Review Novel : Bulan

By Sheren - Sunday, March 22, 2015

Judul : Bulan
Penulis : Tere Liye
Penerbit : Gramedia Pustaka Utama
Tebal : 396 Halaman













"Hadirin, tahun ini kita akan memiliki kontingen kesepuluh untuk pertama kalinya dalam sejarah festival. Kontingen ini tidak datang dari Klan Matahari, tapi dari sekutu lama kita, Klan Bulan. Mari kita memberikan salut untuk kontingen kesepuluh."
Raib, Seli, Ali, dan Ily tidak menyangka bahwa mereka akan mengikuti kompetisi berbahaya saat mereka pergi melewati dunia paralel, ke Klan Matahari. Awalnya mereka berempat, bersama guru matematika mereka, Miss Selena, dan juga Av, tetua dari Klan Bulan, pergi ke Klan Matahari untuk membujuk kembali mereka agar mau bersekutu dengan Klan Bulan serta memperingatkan mereka akan adanya perang besar.

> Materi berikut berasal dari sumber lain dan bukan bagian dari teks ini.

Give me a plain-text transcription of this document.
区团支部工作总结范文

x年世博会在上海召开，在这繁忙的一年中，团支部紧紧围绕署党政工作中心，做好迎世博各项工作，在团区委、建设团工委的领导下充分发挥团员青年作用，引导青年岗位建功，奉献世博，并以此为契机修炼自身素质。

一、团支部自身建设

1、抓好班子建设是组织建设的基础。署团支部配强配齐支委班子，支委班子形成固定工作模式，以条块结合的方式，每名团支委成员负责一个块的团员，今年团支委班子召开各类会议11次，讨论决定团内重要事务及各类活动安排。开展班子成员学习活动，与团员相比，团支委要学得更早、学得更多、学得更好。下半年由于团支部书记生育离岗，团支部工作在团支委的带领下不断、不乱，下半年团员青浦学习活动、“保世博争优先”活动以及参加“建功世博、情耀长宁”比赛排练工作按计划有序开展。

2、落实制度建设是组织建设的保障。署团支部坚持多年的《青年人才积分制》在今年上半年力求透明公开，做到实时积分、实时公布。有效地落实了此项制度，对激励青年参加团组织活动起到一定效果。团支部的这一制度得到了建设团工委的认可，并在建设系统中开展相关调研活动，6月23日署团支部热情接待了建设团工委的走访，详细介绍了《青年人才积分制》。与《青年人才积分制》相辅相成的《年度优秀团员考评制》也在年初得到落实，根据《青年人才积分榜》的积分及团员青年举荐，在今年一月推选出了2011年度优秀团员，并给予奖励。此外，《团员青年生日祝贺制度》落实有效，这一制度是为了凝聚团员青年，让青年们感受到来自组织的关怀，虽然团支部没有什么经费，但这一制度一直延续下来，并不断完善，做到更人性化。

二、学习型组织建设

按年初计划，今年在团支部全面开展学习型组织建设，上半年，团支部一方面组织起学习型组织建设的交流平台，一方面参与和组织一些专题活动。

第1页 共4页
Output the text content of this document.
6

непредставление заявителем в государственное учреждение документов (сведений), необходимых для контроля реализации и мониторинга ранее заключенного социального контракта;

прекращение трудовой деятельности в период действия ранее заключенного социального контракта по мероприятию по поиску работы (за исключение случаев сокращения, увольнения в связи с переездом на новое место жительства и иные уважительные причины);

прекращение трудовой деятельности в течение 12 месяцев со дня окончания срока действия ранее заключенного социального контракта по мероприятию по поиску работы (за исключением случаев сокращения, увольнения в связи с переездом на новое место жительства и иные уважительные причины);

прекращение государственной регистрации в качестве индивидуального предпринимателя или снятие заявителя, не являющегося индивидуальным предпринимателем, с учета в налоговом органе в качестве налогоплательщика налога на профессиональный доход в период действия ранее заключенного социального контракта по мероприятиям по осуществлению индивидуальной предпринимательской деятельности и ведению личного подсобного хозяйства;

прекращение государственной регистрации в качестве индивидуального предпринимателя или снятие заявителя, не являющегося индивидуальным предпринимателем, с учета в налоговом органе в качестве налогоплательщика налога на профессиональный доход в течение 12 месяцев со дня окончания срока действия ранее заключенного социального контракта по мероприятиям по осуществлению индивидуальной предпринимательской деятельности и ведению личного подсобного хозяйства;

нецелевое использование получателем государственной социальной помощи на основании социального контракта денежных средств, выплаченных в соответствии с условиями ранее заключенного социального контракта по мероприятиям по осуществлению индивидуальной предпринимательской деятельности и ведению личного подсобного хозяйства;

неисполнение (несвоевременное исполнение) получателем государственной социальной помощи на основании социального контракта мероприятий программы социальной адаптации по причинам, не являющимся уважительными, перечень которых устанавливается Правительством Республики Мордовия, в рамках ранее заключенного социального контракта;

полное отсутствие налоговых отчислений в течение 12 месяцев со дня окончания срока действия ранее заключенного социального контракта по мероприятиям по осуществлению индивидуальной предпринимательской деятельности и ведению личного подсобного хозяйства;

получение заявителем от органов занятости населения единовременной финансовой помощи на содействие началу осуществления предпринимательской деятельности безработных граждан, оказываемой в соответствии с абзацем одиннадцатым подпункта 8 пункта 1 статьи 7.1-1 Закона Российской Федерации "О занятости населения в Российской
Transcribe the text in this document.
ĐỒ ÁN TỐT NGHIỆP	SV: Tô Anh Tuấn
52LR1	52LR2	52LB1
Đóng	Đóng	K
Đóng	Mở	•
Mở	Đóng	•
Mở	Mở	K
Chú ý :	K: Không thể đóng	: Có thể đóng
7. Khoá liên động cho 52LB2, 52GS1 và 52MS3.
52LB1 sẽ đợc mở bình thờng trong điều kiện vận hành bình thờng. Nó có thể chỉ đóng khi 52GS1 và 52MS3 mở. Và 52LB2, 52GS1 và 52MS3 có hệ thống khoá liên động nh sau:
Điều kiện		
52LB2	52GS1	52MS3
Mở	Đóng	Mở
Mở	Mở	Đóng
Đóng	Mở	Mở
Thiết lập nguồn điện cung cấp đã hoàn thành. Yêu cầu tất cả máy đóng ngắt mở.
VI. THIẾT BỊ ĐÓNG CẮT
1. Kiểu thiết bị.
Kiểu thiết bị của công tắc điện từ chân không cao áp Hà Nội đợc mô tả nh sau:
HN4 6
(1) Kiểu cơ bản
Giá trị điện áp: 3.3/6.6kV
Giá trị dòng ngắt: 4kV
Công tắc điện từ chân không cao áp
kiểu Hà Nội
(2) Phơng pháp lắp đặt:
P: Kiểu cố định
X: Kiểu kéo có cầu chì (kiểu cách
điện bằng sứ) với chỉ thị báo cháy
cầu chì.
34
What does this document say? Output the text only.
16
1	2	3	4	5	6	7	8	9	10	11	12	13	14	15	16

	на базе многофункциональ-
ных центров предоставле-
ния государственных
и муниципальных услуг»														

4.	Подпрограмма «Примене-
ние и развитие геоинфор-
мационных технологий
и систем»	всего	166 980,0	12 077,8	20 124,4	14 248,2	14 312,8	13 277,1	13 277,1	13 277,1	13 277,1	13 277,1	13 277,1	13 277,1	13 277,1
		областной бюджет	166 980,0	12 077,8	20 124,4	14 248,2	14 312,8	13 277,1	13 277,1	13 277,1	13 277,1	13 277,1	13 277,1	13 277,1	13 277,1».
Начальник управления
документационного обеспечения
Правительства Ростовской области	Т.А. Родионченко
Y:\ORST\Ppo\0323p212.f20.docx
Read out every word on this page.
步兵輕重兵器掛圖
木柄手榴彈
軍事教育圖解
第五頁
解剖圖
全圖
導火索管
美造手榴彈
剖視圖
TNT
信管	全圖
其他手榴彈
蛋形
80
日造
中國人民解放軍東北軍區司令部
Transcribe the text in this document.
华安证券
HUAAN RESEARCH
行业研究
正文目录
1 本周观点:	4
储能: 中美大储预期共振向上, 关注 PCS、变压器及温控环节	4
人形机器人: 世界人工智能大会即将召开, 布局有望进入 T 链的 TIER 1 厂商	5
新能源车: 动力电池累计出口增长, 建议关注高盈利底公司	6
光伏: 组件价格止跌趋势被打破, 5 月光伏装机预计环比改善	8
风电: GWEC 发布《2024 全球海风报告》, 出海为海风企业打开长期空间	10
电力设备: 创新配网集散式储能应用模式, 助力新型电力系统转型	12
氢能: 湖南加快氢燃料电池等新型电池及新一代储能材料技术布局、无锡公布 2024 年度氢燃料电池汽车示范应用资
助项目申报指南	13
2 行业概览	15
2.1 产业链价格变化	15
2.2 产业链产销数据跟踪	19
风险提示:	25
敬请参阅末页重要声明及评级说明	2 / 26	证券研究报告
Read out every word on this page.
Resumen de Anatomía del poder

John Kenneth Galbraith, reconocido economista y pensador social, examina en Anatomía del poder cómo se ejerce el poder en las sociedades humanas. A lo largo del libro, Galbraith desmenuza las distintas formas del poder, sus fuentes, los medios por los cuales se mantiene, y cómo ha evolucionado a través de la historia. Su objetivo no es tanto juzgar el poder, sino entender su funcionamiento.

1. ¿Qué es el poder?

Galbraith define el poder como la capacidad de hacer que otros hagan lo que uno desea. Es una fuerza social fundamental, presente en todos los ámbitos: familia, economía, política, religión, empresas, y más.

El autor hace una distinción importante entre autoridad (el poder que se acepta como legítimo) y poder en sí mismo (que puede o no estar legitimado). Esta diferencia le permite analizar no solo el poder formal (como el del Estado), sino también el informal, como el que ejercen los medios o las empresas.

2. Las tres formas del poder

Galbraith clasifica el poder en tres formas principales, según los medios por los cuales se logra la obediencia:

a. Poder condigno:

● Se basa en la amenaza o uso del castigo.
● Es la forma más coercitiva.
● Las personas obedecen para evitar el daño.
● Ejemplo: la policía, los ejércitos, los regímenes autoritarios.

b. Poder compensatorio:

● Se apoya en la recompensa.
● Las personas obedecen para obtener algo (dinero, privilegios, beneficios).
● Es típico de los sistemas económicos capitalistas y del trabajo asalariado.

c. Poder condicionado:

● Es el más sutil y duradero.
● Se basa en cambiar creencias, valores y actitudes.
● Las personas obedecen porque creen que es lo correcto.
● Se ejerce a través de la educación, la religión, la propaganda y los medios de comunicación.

Apapun yang dilakukan Av untuk menolak mengikuti kompetisi itu, tidak membuahkan hasil. Raib, Seli, Ali, dan Ily tetap dipaksa untuk mengikuti kompetisi ini dengan alasan sebagai suatu kehormatan dan cara terbaik untuk menunjukkan bahwa Klan Bulan dan Klan Matahari sudah saling percaya. Mereka berempat mau tidak mau ikut, walaupun sebenarnya umur mereka tidak memenuhi syarat untuk mengikuti kompetisi ini, dan mereka berempat sama sekali belum berpengalaman.

"Aku tahu kompetisi ini, Mala-tara-tana. Berhentilah bicara ini hanya sebuah festival. Aku membaca gulungan sejarah Klan Matahari di perpustakaan kami. Kompetisi menemukan bunga matahari pertama yang mekar adalah kompetisi paling mematikan Klan Matahari...."
Jadi begitulah, Raib, Seli, Ali, dan Ily mau tidak mau mengikuti kompetisi menemukan bunga matahari pertama yang mekar itu. Melewati hutan-hutan, gunung, danau. Takjub oleh pemandangan yang luar biasa indah di dunia Klan Matahari. Melawan hewan-hewan buas (Yang bahkan lebih buas dan berkali-kali lipat lebih besar daripada hewan di bumi) yang dapat membunuh mereka. Mengikuti petunjuk-petunjuk yang diberikan oleh alam. Kadang-kadang mereka harus melakukan pengorbanan besar dan memutar otak untuk berhasil melewati rintangan demi rintangan, bahkan mereka pernah harus menjawab tebak-tebakan membingungkan dari pemilik perahu agar sang pemilik perahu mau menyebrangkan mereka ke seberang danau.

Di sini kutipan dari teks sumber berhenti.